Post by spence on Jun 27, 2019 17:47:03 GMT -7
Interesting thread, it's always good to learn what others do, and why.
I’ve never carried a first aid kit on my treks. I doubt the old boys did, or could. My treks are always short, not far from the car, and I always have my phone with me. I figure I can handle any health problems without a simple first aid kit as well as with. So far, so good. Now, if I were going on an extended trek/hunt where I would definitely be out of touch and far from help, I would approach the problem differently, and think of something much more adequate than a simple first aid kit.
Several years ago I made a bad stroke in using my flint and steel and sliced the back of my left middle and ring fingers wide open. Bled, as they say, like a stuck hog. I rooted in my kit and came up with the tow I was using for wadding, wrapped the fingers in it and held pressure for several minutes until the bleeding slowed. I had a piece of deerskin in my kit for patching moccasins, so I wrapped fresh tow tightly over the cuts, then wrapped that snuggly with the buckskin in order to keep pressure on it, tied it all down with a leather thong.
Finished my lunch and went back hunting. Didn’t catch the turkey that day. A good cleaning and bandaging at home, and the wounds healed perfectly with no complications.
In 1766 James Smith walked from the mouth of the Tennessee river in western Kentucky to Fort Chiswell in western Virginia, about 420 miles as the crow flies. As I would expect, he had no first aid kit.
“About eight days after I left my company at the mouth of the Tennessee, on my journey eastward, I got a cane stab in my foot, which occasioned my leg to swell, and I suffered much pain. I was now in a doleful situation__”
“All the surgical instruments I had, was a knife, a mockason awl, and a pair of bullit moulds__ with these I determined to draw the snag from my foot, if possible.

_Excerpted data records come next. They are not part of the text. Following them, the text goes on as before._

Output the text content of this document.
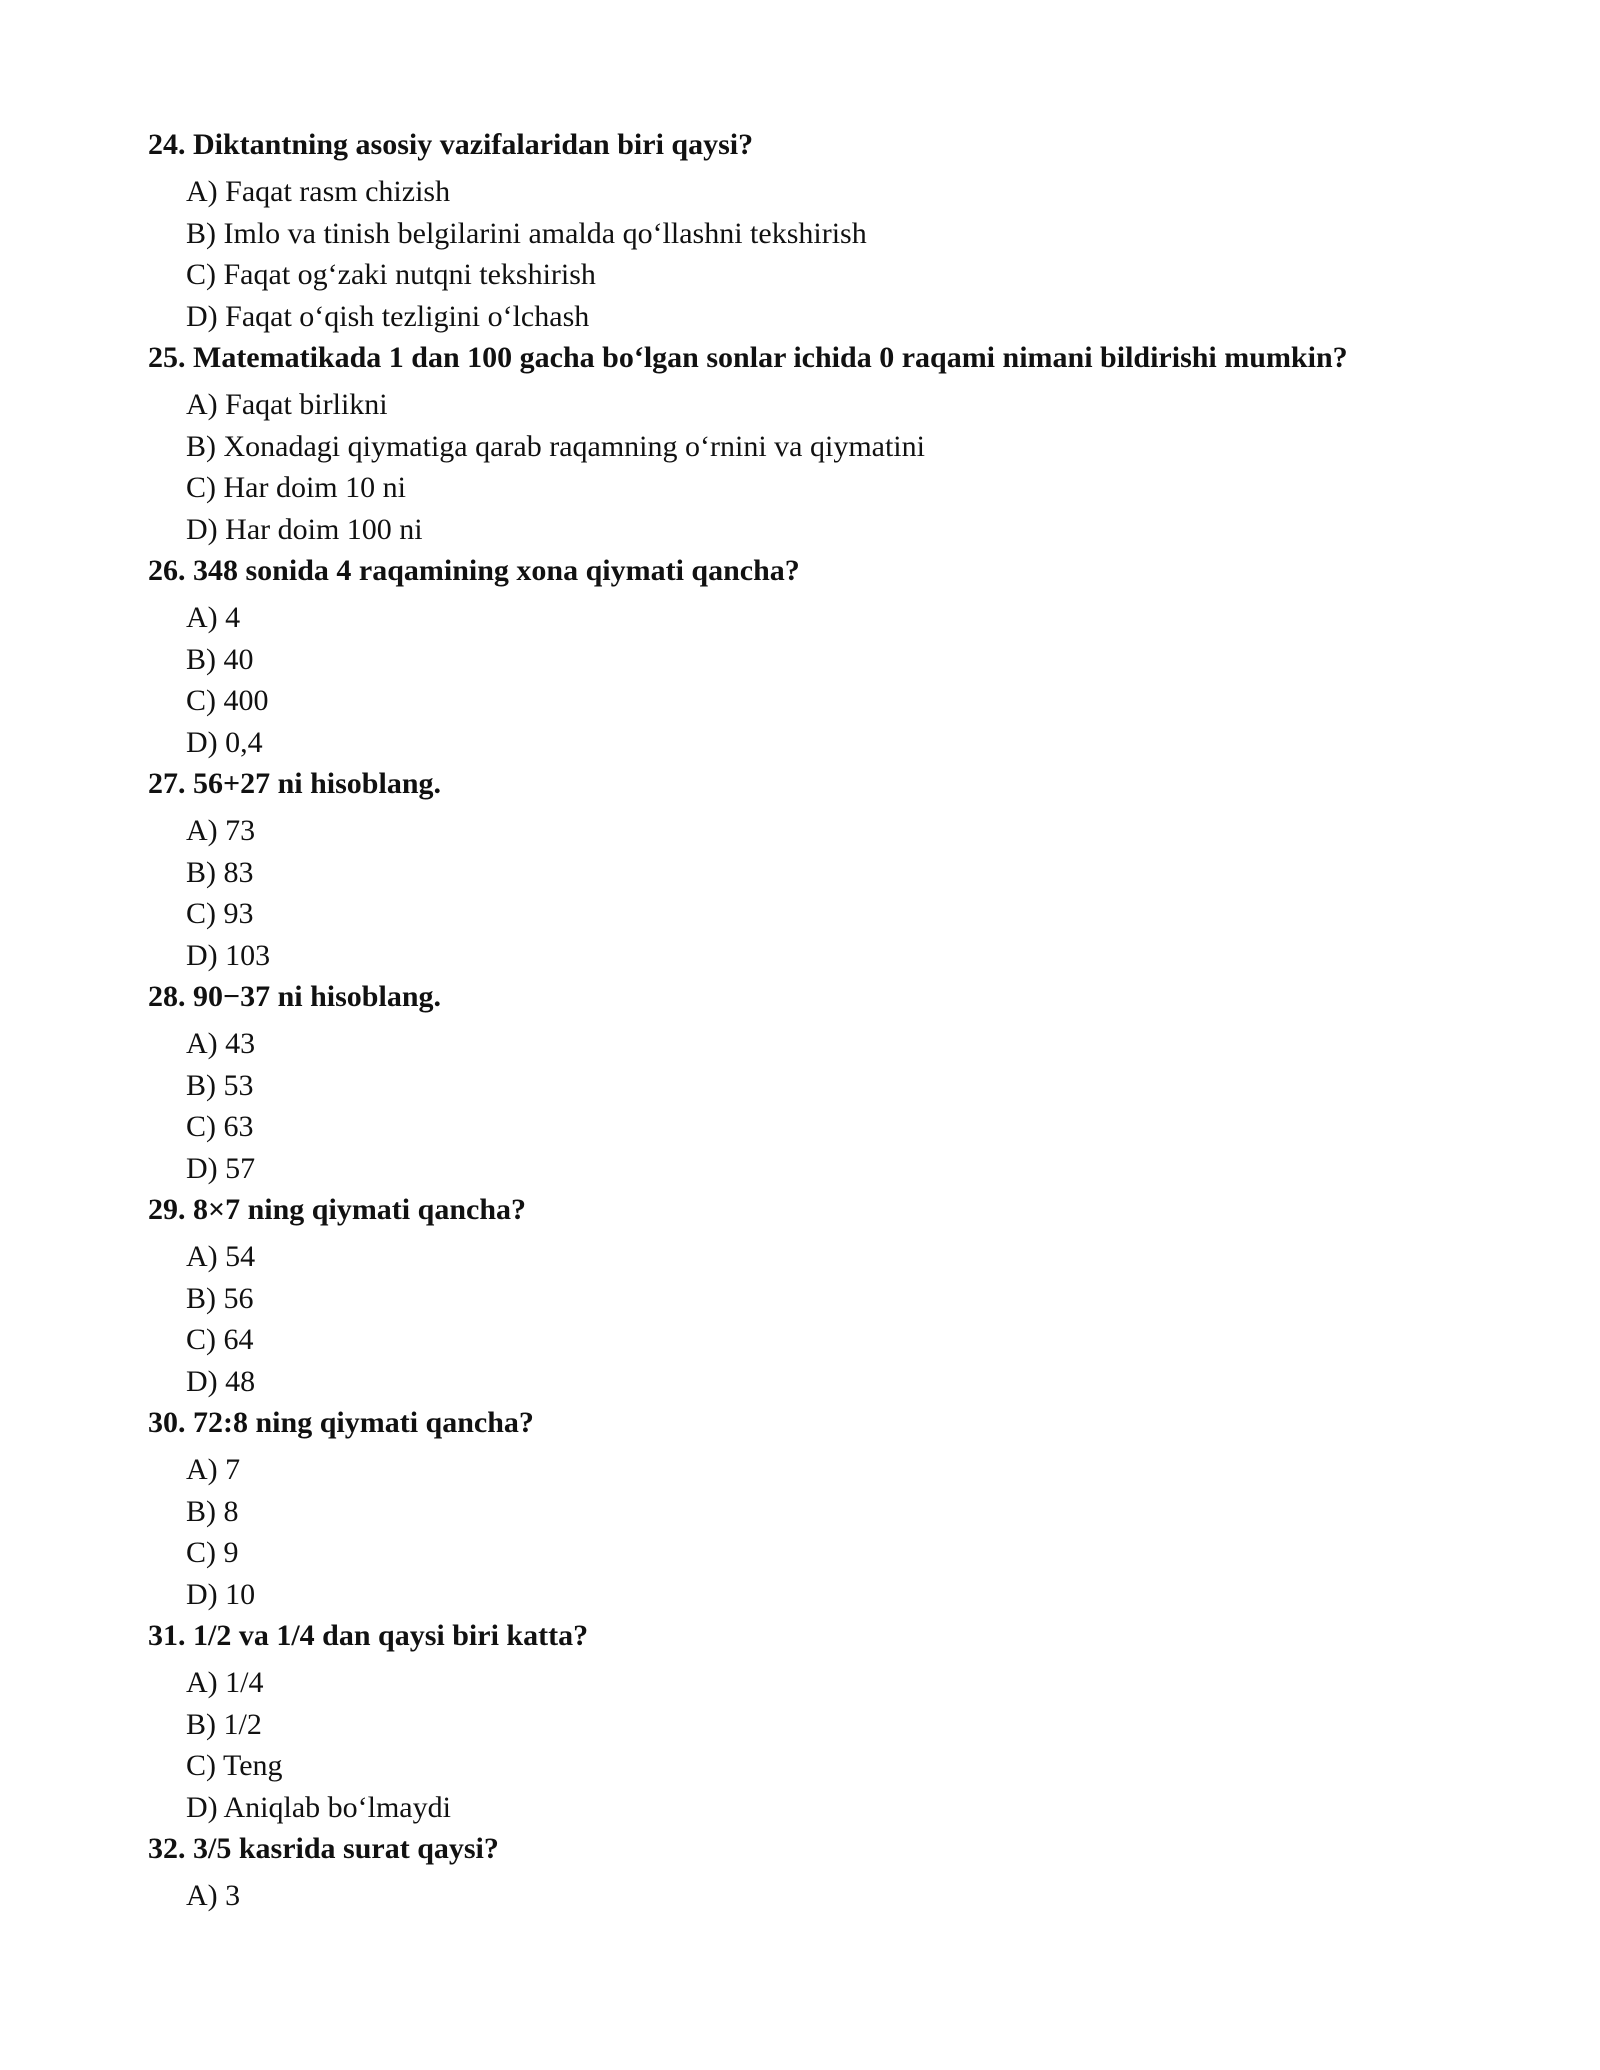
24. Diktantning asosiy vazifalaridan biri qaysi?
A) Faqat rasm chizish
B) Imlo va tinish belgilarini amalda qo‘llashni tekshirish
C) Faqat og‘zaki nutqni tekshirish
D) Faqat o‘qish tezligini o‘lchash
25. Matematikada 1 dan 100 gacha bo‘lgan sonlar ichida 0 raqami nimani bildirishi mumkin?
A) Faqat birlikni
B) Xonadagi qiymatiga qarab raqamning o‘rnini va qiymatini
C) Har doim 10 ni
D) Har doim 100 ni
26. 348 sonida 4 raqamining xona qiymati qancha?
A) 4
B) 40
C) 400
D) 0,4
27. 56+27 ni hisoblang.
A) 73
B) 83
C) 93
D) 103
28. 90−37 ni hisoblang.
A) 43
B) 53
C) 63
D) 57
29. 8×7 ning qiymati qancha?
A) 54
B) 56
C) 64
D) 48
30. 72:8 ning qiymati qancha?
A) 7
B) 8
C) 9
D) 10
31. 1/2 va 1/4 dan qaysi biri katta?
A) 1/4
B) 1/2
C) Teng
D) Aniqlab bo‘lmaydi
32. 3/5 kasrida surat qaysi?
A) 3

I stuck the awl in the skin, and with the knife I cut the flesh away from around the cane, and then I commanded the mulatto fellow to catch it with the bullit moulds and pull it out, which he did.”
"I ordered him to search for Indian medicine, and told him to get me a quantity of bark from the root of a lynn tree, which I made him beat on a stone, with a tomahawk, and boil it in a kettle, and with the ooze I bathed my foot and leg---what remained when I had finished bathing, I boiled to a jelly, and made poultices thereof. As I had no rags, I made use of the green moss that grows upon logs, and wrapped it around with elm bark: by this means (simple as it may seem) the swelling and inflamation in a great measure subsided.”
Smith died of natural causes in 1813.
Spence
I’ve never carried a first aid kit on my treks. I doubt the old boys did, or could. My treks are always short, not far from the car, and I always have my phone with me. I figure I can handle any health problems without a simple first aid kit as well as with. So far, so good. Now, if I were going on an extended trek/hunt where I would definitely be out of touch and far from help, I would approach the problem differently, and think of something much more adequate than a simple first aid kit.
Several years ago I made a bad stroke in using my flint and steel and sliced the back of my left middle and ring fingers wide open. Bled, as they say, like a stuck hog. I rooted in my kit and came up with the tow I was using for wadding, wrapped the fingers in it and held pressure for several minutes until the bleeding slowed. I had a piece of deerskin in my kit for patching moccasins, so I wrapped fresh tow tightly over the cuts, then wrapped that snuggly with the buckskin in order to keep pressure on it, tied it all down with a leather thong.
Finished my lunch and went back hunting. Didn’t catch the turkey that day. A good cleaning and bandaging at home, and the wounds healed perfectly with no complications.
In 1766 James Smith walked from the mouth of the Tennessee river in western Kentucky to Fort Chiswell in western Virginia, about 420 miles as the crow flies. As I would expect, he had no first aid kit.
“About eight days after I left my company at the mouth of the Tennessee, on my journey eastward, I got a cane stab in my foot, which occasioned my leg to swell, and I suffered much pain. I was now in a doleful situation__”
“All the surgical instruments I had, was a knife, a mockason awl, and a pair of bullit moulds__ with these I determined to draw the snag from my foot, if possible. I stuck the awl in the skin, and with the knife I cut the flesh away from around the cane, and then I commanded the mulatto fellow to catch it with the bullit moulds and pull it out, which he did.”
"I ordered him to search for Indian medicine, and told him to get me a quantity of bark from the root of a lynn tree, which I made him beat on a stone, with a tomahawk, and boil it in a kettle, and with the ooze I bathed my foot and leg---what remained when I had finished bathing, I boiled to a jelly, and made poultices thereof. As I had no rags, I made use of the green moss that grows upon logs, and wrapped it around with elm bark: by this means (simple as it may seem) the swelling and inflamation in a great measure subsided.”
Smith died of natural causes in 1813.